LONDON, United Kingdom — Hussein Chalayan said that he was thinking about the banlieues of Paris and the plight of refugees who arrive in the city and are subsequently sent packing. He spoke about immigration, the fear of the arrival of "others" and how we need to go beyond simply tolerating immigrants to actively embracing them in northern Europe (just as was done with Holocaust survivors after World War Two).
As far as fashion shows go, that kind of idea is heavy and could easily be construed as insensitive inspiration. When it comes from Chalayan, though, it sounds sincere. After all, this is the designer who famously staged a show in 2000 as an ode to refugees of war, who have been obliged to transplant their lives from one place to another as the world implodes around them. Back then, models dressed themselves in cushion covers, chairs became suitcases, and a table extended into a tiered crinoline skirt as gesture that meditated upon the idea of a portable home.
Fast forward almost two decades and the sense of theatricality is somewhat more subdued. Instead, Chalayan presented a wardrobe of menswear with circular panels on the left shoulder that were draped and made intrinsic to the construction of the outerwear and striped shirting. It may not sound or look like it has anything to do with refugees, but the designer said it was purposefully a looping shape to represent the idea of going forward and being pulled back, as a reflection of how refugees arrive in Europe and are sent back to dangerous territories.

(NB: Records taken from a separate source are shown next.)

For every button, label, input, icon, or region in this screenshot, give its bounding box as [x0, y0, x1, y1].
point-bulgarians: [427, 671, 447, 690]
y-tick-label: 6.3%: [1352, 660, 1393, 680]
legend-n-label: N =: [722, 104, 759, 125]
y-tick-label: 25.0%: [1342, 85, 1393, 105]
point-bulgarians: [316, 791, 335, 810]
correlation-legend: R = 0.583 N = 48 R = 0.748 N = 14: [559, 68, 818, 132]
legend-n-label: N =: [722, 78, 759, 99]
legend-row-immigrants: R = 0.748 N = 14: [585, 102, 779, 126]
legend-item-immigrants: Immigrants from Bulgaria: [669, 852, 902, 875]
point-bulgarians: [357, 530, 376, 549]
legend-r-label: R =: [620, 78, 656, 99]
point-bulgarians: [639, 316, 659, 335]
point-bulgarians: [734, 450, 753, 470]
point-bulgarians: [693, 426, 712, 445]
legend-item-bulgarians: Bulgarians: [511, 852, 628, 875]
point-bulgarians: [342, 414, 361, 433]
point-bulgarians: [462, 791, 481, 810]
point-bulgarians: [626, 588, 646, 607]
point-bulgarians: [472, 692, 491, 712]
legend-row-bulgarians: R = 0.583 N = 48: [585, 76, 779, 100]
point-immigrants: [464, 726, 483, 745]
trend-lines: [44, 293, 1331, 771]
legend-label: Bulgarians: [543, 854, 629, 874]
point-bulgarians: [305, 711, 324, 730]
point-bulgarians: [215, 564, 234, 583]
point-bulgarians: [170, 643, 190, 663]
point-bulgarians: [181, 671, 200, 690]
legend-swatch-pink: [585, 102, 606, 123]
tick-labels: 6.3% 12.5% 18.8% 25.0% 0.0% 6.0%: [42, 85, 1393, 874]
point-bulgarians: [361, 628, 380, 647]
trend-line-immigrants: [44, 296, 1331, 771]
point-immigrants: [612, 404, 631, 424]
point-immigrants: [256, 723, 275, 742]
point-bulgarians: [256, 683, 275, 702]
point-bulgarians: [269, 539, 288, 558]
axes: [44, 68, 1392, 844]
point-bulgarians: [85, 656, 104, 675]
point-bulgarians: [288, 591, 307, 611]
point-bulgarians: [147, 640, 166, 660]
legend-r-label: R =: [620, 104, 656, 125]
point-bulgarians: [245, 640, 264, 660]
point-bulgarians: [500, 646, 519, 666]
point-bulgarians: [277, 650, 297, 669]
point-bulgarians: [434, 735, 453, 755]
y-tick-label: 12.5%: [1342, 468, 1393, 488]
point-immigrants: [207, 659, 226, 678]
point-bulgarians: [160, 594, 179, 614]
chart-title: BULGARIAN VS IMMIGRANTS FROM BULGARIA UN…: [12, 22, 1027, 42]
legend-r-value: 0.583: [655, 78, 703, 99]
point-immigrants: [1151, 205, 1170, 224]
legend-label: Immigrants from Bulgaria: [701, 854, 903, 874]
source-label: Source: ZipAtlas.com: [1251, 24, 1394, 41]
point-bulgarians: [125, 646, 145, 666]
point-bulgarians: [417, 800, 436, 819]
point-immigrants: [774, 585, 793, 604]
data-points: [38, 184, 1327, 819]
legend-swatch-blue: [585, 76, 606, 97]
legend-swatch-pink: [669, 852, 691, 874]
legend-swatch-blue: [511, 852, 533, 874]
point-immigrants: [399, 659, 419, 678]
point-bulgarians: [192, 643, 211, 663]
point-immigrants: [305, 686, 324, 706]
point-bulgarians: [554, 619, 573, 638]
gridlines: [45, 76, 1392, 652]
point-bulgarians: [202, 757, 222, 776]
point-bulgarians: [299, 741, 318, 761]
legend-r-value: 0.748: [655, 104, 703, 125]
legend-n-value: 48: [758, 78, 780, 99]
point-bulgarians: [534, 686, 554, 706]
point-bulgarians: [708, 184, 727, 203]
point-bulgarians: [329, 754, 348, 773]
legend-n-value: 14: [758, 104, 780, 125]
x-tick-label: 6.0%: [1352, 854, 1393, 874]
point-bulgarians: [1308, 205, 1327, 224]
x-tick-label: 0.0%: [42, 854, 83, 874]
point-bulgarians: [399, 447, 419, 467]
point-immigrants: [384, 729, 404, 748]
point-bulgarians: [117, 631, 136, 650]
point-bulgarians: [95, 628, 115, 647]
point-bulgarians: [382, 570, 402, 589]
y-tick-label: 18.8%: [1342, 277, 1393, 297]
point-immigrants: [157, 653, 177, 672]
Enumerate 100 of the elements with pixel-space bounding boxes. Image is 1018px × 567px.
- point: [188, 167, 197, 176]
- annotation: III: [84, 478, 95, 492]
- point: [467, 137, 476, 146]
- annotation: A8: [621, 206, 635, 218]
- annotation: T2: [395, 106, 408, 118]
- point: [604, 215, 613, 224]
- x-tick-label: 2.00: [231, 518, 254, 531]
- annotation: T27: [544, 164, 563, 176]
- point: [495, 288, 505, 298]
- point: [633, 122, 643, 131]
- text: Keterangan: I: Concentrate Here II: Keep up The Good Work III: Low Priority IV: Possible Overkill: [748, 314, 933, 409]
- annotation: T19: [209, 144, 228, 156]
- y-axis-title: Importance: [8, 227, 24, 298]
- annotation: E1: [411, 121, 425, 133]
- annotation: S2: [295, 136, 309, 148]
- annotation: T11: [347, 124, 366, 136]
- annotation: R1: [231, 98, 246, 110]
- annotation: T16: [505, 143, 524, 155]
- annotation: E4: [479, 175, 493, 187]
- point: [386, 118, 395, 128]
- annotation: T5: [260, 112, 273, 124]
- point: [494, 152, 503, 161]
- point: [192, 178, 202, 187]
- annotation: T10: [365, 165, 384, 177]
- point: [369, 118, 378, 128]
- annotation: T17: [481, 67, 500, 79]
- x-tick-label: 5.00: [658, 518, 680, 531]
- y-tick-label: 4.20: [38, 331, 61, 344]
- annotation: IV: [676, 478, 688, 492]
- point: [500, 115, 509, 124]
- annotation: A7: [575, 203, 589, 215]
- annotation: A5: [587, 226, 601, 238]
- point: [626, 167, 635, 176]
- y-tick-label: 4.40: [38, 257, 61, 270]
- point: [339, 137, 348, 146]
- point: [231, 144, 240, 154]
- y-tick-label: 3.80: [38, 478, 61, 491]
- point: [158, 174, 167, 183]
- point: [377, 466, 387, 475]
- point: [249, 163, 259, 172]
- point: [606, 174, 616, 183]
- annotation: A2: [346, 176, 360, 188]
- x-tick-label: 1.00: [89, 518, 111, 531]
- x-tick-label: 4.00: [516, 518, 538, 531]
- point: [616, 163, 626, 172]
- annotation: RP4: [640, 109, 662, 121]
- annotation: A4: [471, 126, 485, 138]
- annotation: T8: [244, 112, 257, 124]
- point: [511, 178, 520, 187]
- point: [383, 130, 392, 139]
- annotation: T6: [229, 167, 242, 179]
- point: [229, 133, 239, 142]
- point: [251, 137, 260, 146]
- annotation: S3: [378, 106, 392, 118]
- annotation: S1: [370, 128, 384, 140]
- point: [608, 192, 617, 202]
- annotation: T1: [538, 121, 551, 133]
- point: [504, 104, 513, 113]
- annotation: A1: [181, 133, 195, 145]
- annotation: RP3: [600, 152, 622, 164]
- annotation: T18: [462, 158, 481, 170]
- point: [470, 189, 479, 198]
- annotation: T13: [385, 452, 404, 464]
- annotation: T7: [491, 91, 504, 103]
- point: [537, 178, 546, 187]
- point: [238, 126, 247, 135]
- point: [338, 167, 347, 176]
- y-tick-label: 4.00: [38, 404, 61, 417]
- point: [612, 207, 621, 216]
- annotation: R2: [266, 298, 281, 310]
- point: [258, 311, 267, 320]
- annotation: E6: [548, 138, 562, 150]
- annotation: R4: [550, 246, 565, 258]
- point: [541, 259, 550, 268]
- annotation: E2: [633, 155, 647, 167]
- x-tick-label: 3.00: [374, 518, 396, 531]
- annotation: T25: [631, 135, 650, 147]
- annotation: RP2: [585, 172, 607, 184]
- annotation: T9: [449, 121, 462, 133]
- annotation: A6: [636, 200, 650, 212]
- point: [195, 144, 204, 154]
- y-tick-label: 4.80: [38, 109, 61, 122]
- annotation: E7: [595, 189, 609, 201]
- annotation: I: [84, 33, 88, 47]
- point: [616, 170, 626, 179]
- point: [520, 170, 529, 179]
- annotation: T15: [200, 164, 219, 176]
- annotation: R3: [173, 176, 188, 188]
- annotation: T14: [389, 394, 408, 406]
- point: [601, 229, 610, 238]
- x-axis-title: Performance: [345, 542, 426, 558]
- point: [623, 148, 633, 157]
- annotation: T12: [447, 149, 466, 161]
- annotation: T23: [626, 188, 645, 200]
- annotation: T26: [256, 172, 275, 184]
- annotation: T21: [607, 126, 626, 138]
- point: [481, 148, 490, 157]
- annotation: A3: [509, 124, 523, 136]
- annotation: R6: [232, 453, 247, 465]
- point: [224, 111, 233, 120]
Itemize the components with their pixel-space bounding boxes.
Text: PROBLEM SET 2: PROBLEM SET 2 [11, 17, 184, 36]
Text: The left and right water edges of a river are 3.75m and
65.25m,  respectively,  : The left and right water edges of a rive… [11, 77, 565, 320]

Concept aside, Chalayan’s collection was compelling: there were delicious colour combinations, like fuchsia and navy, as well as tangerine, camel and primrose. North African blanket weaves in deep crimson, purple wool and cashmere were turned into artfully panelled tops. Some of the prints and pattern-cutting took cues from abstracting the aerial map of Paris’ banlieues. Shirting was quietly dramatic and the outerwear was particularly strong, especially considering that the aforementioned panels can be adapted to drape in different ways. It wasn’t quite the grand experimentation that the designer was once known for, but times have changed and it made a case for brilliantly made clothes with a story behind them.